Savino Bobali (Croatian: Sabo Bobaljević Mišetić, 1530–1585), nicknamed "the Deaf" (Sordo, Glušac), was a Ragusan nobleman, politician and founder of the literary "Academy of Concords". He wrote poetry in Italian and also in Croatian.
Born into the local nobility of Ragusa, he became at 20 a member of the Great Council of the Republic of Ragusa and set about fulfilling the duties that fell to him as an aristocrat. With Amalteo and Nascimbeni he founded a literary academy, the "Academy of Concords". The members met in the Palace of Customs, to read their rhymes. This palace was also the meeting place for other important individuals of Dubrovnik, as Lucijan Ghetaldi, Natal Tudisi, Marin Kosta (also member of the Accademia dei Confusi of Viterbo), Marin Držić, Dinko Ranjina, Nikola Primi, Luka Sorkočević, the poet Julija Bona, Mihajlo Monaldi.
Bobali contracted syphilis at a young age. Because of his condition he had to move to his castle in Ston near Dubrovnik, where he spent segregated the most part of his life. There he works on his poetry and studies. He complained in his poems of his physical condition, that it did not allow him to live according to his impetuous nature. He wished to travel. He was fascinated by Italy, but he was never able to go there.
Bobali is remembered also as a patient. His disease was studied by one of the most celebrated doctors of his time. When he was 30, his disease was described by the Portuguese doctor Amatus Lusitanus (João Rodriguez). The work was published in 1560. Here it is written of a patient sick of syphilis, who complains of vertigo and loss of hearing. He became totally deaf.

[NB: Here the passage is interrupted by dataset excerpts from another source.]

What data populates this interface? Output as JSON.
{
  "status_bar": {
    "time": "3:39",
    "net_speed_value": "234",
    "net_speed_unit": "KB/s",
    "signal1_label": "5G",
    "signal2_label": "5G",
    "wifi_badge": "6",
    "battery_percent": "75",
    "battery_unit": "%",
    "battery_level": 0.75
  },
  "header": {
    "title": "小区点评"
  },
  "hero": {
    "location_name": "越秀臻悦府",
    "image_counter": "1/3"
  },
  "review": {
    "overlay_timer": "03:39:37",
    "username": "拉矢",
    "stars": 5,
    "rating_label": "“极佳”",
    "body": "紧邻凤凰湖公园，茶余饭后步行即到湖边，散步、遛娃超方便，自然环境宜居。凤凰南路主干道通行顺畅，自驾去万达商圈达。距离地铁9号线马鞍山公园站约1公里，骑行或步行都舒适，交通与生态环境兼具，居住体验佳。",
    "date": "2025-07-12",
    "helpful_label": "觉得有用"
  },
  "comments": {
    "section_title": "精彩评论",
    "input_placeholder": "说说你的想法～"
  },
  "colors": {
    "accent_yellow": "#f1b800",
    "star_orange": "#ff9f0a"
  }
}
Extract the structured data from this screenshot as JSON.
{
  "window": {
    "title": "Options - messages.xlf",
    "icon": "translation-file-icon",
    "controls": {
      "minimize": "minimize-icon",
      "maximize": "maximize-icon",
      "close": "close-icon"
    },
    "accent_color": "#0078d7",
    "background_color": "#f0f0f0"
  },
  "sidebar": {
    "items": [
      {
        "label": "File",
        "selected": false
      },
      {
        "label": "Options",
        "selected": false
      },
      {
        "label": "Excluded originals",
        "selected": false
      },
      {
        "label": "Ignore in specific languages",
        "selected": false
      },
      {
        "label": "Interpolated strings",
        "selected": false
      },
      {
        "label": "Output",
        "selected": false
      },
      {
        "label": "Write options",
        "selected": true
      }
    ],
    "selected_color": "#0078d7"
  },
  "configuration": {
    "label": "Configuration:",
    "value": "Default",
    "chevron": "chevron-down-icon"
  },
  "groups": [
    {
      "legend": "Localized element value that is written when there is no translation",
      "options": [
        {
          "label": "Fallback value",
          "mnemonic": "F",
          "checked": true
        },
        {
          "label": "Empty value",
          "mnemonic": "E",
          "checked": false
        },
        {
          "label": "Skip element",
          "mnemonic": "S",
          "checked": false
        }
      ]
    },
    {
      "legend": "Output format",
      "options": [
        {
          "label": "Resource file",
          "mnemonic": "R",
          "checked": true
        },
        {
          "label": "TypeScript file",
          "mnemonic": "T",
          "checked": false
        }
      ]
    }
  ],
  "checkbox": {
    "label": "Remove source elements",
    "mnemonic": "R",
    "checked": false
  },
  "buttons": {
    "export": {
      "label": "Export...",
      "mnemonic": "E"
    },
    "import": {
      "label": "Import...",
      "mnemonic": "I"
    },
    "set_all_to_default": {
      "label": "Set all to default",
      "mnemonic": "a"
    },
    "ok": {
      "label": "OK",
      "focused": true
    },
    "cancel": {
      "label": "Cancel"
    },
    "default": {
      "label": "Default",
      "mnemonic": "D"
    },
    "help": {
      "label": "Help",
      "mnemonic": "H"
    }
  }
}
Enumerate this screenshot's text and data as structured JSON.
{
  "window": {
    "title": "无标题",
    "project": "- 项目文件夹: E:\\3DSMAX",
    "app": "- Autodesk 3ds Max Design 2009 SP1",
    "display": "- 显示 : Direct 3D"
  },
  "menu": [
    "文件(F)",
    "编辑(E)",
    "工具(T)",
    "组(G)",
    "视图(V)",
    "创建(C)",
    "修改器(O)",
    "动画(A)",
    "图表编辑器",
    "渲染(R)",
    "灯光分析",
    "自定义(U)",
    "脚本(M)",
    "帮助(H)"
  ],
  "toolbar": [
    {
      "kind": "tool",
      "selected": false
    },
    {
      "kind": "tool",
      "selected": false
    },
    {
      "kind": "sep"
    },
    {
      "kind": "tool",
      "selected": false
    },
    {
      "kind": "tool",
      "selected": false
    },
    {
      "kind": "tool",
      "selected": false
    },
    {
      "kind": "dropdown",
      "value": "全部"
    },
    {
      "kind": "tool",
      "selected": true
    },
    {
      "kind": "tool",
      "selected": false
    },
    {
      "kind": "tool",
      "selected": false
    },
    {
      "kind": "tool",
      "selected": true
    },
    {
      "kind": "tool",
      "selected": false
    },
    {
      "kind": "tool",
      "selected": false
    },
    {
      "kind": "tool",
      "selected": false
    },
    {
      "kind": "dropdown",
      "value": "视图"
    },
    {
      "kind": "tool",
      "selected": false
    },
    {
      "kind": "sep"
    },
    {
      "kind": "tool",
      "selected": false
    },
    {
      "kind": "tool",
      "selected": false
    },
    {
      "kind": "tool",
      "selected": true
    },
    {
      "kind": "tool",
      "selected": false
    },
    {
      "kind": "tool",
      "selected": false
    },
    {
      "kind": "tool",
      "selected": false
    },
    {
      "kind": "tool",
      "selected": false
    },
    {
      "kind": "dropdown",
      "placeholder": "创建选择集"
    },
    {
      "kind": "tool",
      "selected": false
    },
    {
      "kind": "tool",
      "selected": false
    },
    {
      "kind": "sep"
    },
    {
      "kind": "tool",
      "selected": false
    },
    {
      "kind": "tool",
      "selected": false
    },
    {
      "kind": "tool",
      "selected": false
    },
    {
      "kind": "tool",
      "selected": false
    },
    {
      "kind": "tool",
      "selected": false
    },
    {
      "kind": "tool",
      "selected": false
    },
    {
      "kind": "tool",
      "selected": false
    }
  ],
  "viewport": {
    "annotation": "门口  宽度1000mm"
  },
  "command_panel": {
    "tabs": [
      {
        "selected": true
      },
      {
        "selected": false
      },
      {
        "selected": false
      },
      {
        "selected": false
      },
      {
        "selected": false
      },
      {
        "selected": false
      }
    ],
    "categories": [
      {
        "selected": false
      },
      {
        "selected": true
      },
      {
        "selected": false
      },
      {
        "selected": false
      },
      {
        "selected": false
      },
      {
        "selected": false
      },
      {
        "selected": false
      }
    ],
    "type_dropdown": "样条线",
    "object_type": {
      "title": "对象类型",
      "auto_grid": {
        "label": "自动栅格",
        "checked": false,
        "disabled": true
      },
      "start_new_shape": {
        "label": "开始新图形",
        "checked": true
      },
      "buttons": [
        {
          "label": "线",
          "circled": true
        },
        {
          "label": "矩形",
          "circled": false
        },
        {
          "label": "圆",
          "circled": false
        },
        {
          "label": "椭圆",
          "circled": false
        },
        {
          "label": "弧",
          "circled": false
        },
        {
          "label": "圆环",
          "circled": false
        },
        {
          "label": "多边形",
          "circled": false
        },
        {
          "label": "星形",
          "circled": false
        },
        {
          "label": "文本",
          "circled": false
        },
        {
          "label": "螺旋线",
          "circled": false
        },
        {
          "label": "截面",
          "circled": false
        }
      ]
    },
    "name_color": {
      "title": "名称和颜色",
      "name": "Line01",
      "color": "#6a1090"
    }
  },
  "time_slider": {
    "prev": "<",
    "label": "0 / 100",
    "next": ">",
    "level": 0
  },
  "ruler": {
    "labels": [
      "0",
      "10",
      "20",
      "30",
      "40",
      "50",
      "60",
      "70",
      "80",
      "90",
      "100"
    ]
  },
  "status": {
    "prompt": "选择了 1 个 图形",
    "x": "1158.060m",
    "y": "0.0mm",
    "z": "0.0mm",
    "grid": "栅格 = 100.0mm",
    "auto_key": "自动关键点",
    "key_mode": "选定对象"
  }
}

Bobali died in Ston in 1585, at the age of 55.
He was non-conformist, disobedient and rebellious; when, because of his health condition, he finally decided to move to the countryside, he began a journey into meditation and in his own soul. Therefore, giving vent to his ripped intimacy, he fulfilled the poetic space with very personal reflections and conflicting tensions, in a way not experienced yet. He was an undisciplined Petrarchist, he went beyond the classical conventions: he was the poet of the pain, of the contrasts, of the intense emotions, a careful explorer the opposites.
Bobali was the first true mannerist in south Slav poetry. Recycling common literary themes, he fulfilled with freshness and with force the musicality of the previous centuries. He subjugated them with the erupting expressiveness of a voice of sorrow and happiness.
He wrote mostly in Italian but also in Croatian. His verses were collected by his friends, and they were first published with the title "Rime amorose, pastorali e satiriche del magnifico Savino de Bobali Sordo, Gentiluomo Raguseo", by Aldine Press in Venice in 1589, four years after his death. The collection was reprinted in Ragusa in 1783.